641.116/2519: Telegram
The Ambassador in the United Kingdom (Kennedy) to the Secretary of State
[Received November 1—10:45 a.m.]
2232. For the President, Secretary of State and Secretary of the Treasury. I had a talk with Sir John Simon this morning in which he stuck closely to the text of a memorandum which obviously had been prepared for him a copy of which I obtained on leaving. It really embodies all he had to say.
“The amount of gold and other foreign exchange resources at our disposal for the necessary purchases abroad for the prosecution of the war are by no means unlimited. The United States Government has been kept informed generally as to our gold resources, and the amount of our readily mobilisable foreign exchange securities has recently been discussed with you. Additional foreign exchange assets can, broadly speaking, only be obtained from the sale of exports, including newly mined gold, abroad, and it is inevitable that our export trade should be seriously restricted by war time conditions.
On the other hand, British Government purchases abroad are bound to be greatly increased. It is impossible at the present stage to make more than a very preliminary estimate of what these purchases will be, but on the basis of such estimates as we have been able to make United Kingdom expenditure in the United States is likely, during the first year of the war, to be round about 100 million sterling in excess of what is likely to be spent by the United States in the United Kingdom, and this figure will probably increase as the war goes on.
A similar position holds as regards Canada, where it is probable also that British expenditure will exceed Canadian expenditure in Great Britain, all transactions visible and invisible included, by not far short of 100 million pounds in the first year of war.

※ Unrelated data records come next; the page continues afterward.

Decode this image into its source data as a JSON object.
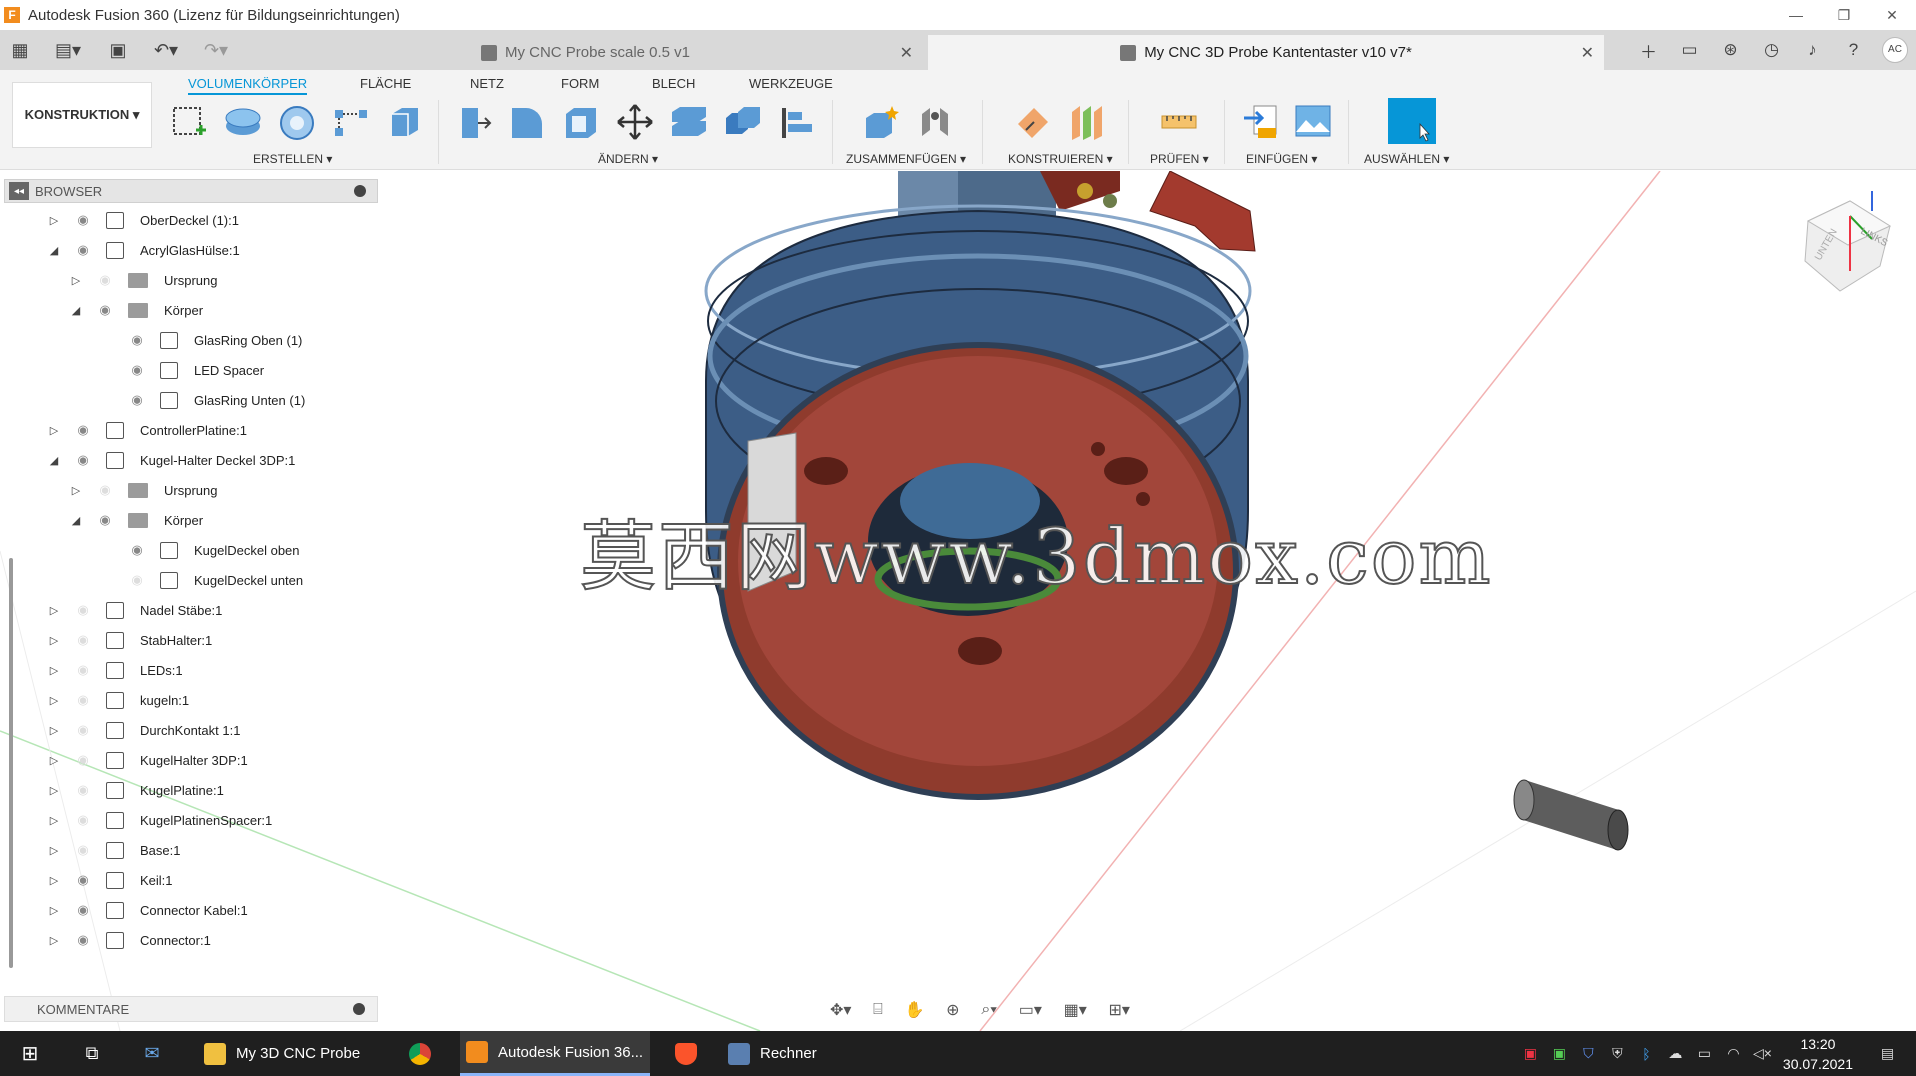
{
  "window": {
    "title": "Autodesk Fusion 360 (Lizenz für Bildungseinrichtungen)"
  },
  "tabs": [
    {
      "label": "My CNC Probe scale 0.5 v1"
    },
    {
      "label": "My CNC 3D Probe Kantentaster v10 v7*"
    }
  ],
  "user": {
    "initials": "AC"
  },
  "toolbar": {
    "workspace": "KONSTRUKTION ▾",
    "tabs": [
      "VOLUMENKÖRPER",
      "FLÄCHE",
      "NETZ",
      "FORM",
      "BLECH",
      "WERKZEUGE"
    ],
    "groups": [
      "ERSTELLEN ▾",
      "ÄNDERN ▾",
      "ZUSAMMENFÜGEN ▾",
      "KONSTRUIEREN ▾",
      "PRÜFEN ▾",
      "EINFÜGEN ▾",
      "AUSWÄHLEN ▾"
    ]
  },
  "browser": {
    "title": "BROWSER",
    "items": [
      {
        "label": "OberDeckel (1):1"
      },
      {
        "label": "AcrylGlasHülse:1"
      },
      {
        "label": "Ursprung"
      },
      {
        "label": "Körper"
      },
      {
        "label": "GlasRing Oben (1)"
      },
      {
        "label": "LED Spacer"
      },
      {
        "label": "GlasRing Unten (1)"
      },
      {
        "label": "ControllerPlatine:1"
      },
      {
        "label": "Kugel-Halter Deckel 3DP:1"
      },
      {
        "label": "Ursprung"
      },
      {
        "label": "Körper"
      },
      {
        "label": "KugelDeckel oben"
      },
      {
        "label": "KugelDeckel unten"
      },
      {
        "label": "Nadel Stäbe:1"
      },
      {
        "label": "StabHalter:1"
      },
      {
        "label": "LEDs:1"
      },
      {
        "label": "kugeln:1"
      },
      {
        "label": "DurchKontakt 1:1"
      },
      {
        "label": "KugelHalter 3DP:1"
      },
      {
        "label": "KugelPlatine:1"
      },
      {
        "label": "KugelPlatinenSpacer:1"
      },
      {
        "label": "Base:1"
      },
      {
        "label": "Keil:1"
      },
      {
        "label": "Connector Kabel:1"
      },
      {
        "label": "Connector:1"
      }
    ]
  },
  "comments": {
    "title": "KOMMENTARE"
  },
  "viewcube": {
    "top": "LINKS",
    "front": "UNTEN"
  },
  "watermark": "莫西网www.3dmox.com",
  "taskbar": {
    "items": [
      "My 3D CNC Probe",
      "Autodesk Fusion 36...",
      "Rechner"
    ],
    "time": "13:20",
    "date": "30.07.2021"
  }
}
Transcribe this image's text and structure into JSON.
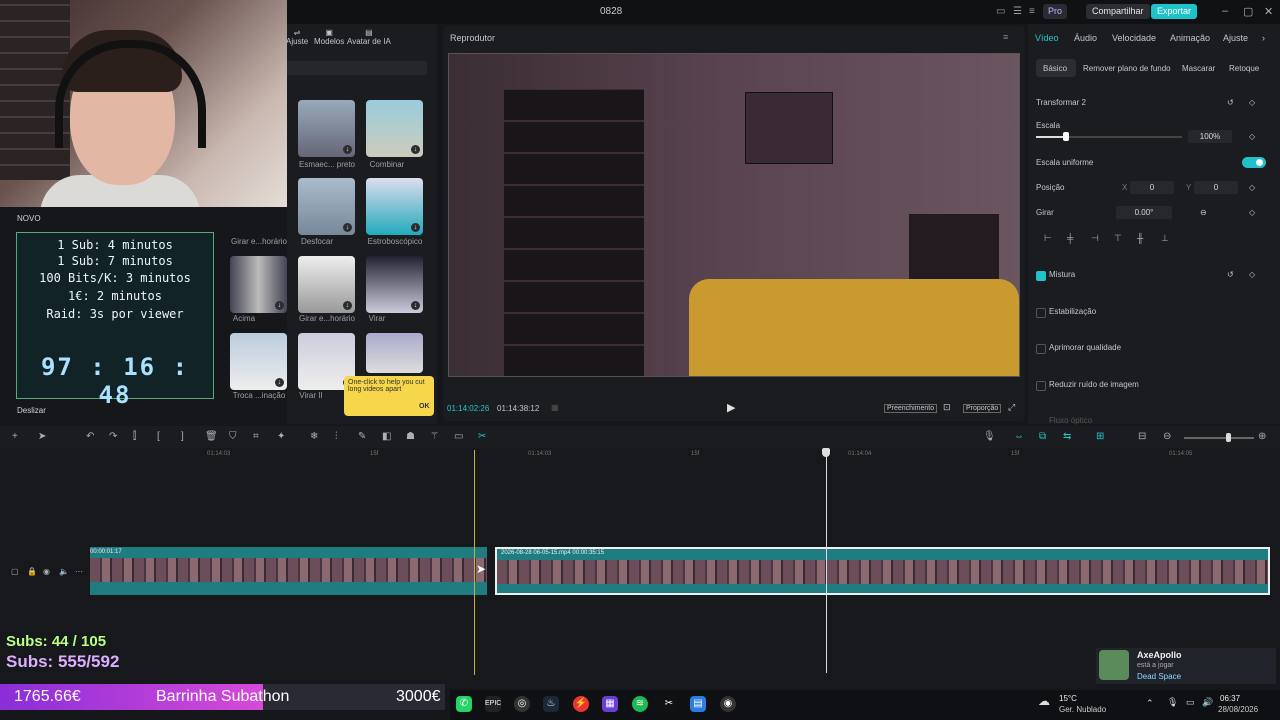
{
  "app": {
    "title": "0828",
    "pro_label": "Pro",
    "share_label": "Compartilhar",
    "export_label": "Exportar"
  },
  "media": {
    "tabs": [
      "Ajuste",
      "Modelos",
      "Avatar de IA"
    ],
    "thumbs": [
      "Esmaec... preto",
      "Combinar",
      "Desfocar",
      "Estroboscópico",
      "Girar e...horário",
      "Acima",
      "Girar e...horário",
      "Virar",
      "Troca ...inação",
      "Virar II"
    ],
    "novo_label": "NOVO",
    "deslizar_label": "Deslizar"
  },
  "overlay": {
    "rules": [
      "1 Sub: 4 minutos",
      "1 Sub: 7 minutos",
      "100 Bits/K: 3 minutos",
      "1€: 2 minutos",
      "Raid: 3s por viewer"
    ],
    "timer_h": "97",
    "timer_m": "16",
    "timer_s": "48",
    "subs1": "Subs: 44 / 105",
    "subs2": "Subs: 555/592",
    "bar_left": "1765.66€",
    "bar_title": "Barrinha Subathon",
    "bar_right": "3000€",
    "bar_fraction": 0.59
  },
  "player": {
    "title": "Reprodutor",
    "tc_current": "01:14:02:26",
    "tc_total": "01:14:38:12",
    "fill_label": "Preenchimento",
    "ratio_label": "Proporção"
  },
  "tip": {
    "text": "One-click to help you cut long videos apart",
    "ok": "OK"
  },
  "inspector": {
    "tabs": [
      "Vídeo",
      "Áudio",
      "Velocidade",
      "Animação",
      "Ajuste"
    ],
    "subtabs": [
      "Básico",
      "Remover plano de fundo",
      "Mascarar",
      "Retoque"
    ],
    "transform_label": "Transformar 2",
    "scale_label": "Escala",
    "scale_value": "100%",
    "uniform_label": "Escala uniforme",
    "position_label": "Posição",
    "pos_x_label": "X",
    "pos_x": "0",
    "pos_y_label": "Y",
    "pos_y": "0",
    "rotate_label": "Girar",
    "rotate_value": "0.00°",
    "mix_label": "Mistura",
    "stab_label": "Estabilização",
    "quality_label": "Aprimorar qualidade",
    "noise_label": "Reduzir ruído de imagem",
    "faded_label": "Fluxo óptico"
  },
  "timeline": {
    "ruler": [
      "01:14:03",
      "15f",
      "01:14:03",
      "15f",
      "01:14:04",
      "15f",
      "01:14:05"
    ],
    "clip1_label": "00:00:01:17",
    "clip2_label": "2026-08-28 06-05-15.mp4   00:00:35:15"
  },
  "taskbar": {
    "temp": "15°C",
    "condition": "Ger. Nublado",
    "time": "06:37",
    "date": "28/08/2026"
  },
  "notification": {
    "name": "AxeApollo",
    "status": "está a jogar",
    "game": "Dead Space"
  }
}
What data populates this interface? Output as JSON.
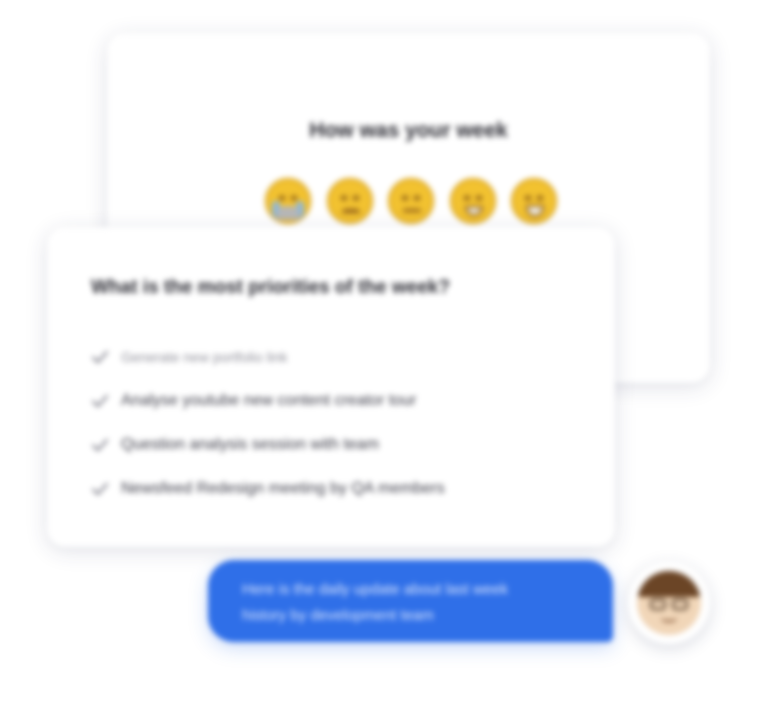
{
  "mood_card": {
    "title": "How was your week",
    "emojis": [
      {
        "icon": "crying-face-icon"
      },
      {
        "icon": "frowning-face-icon"
      },
      {
        "icon": "neutral-face-icon"
      },
      {
        "icon": "grinning-face-icon"
      },
      {
        "icon": "smiling-face-icon"
      }
    ]
  },
  "priorities_card": {
    "title": "What is the most priorities of the week?",
    "tasks": [
      {
        "label": "Generate new portfolio link",
        "icon": "check-icon"
      },
      {
        "label": "Analyse youtube new content creator tour",
        "icon": "check-icon"
      },
      {
        "label": "Question analysis session with team",
        "icon": "check-icon"
      },
      {
        "label": "Newsfeed Redesign meeting by QA members",
        "icon": "check-icon"
      }
    ]
  },
  "chat": {
    "message_line1": "Here is the daily update about last week",
    "message_line2": "history by development team",
    "avatar_icon": "user-avatar"
  },
  "colors": {
    "bubble": "#2f6fe8",
    "emoji": "#f2c230",
    "check": "#6b6b78"
  }
}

In view of magnitude of this excess expenditure it has been, as you know, necessary for us, in order to concentrate the dollar resources available to us on the purchase of commodities essential for the prosecution of the war, to prohibit the importation, except under license, of a large variety of goods. Faced as we are by the very grave exchange situation explained above, we feel that at a time when we have had actually to refuse dollars to the fighting services for purchases which they would otherwise have made abroad, we could not defend the further purchase in the United States of commodities not [Page 226] strictly required in this country and we propose to add a certain number of further items including apples and pears as from an early date to the list of goods which can only be imported under license. (Machinery is also being added to the list, but this is for the purpose of regulating not reducing the total imports.) We have already explained our position in respect of films and tobacco.
It is with the greatest regret that we feel bound to take action of this nature and you will appreciate that it is dictated solely by necessity, having regard to the state of our dollar resources. We have no intention whatever of using the reduction of certain imports from the United States which is forced upon us by the war for the purpose of altering permanently the channels of trade and we intend as soon as may be possible to return to our normal peace time commercial policy as laid down in the Trade Agreement with the United States, but as the war goes on and as the pressure upon our exchange resources increases it will we feel be inevitable that even more stringent restrictions should be imposed. As explained above there will be no overall reduction of imports, but purchases of certain goods must be reduced in order to enable other purchases to be increased. We wish to give the United States Government the earliest possible advance notice of the position and we confidently trust that the United States Government will appreciate the position in which we are placed and will understand that no discrimination against the United States is in our minds other than what is forced upon us by the exigencies of the war.”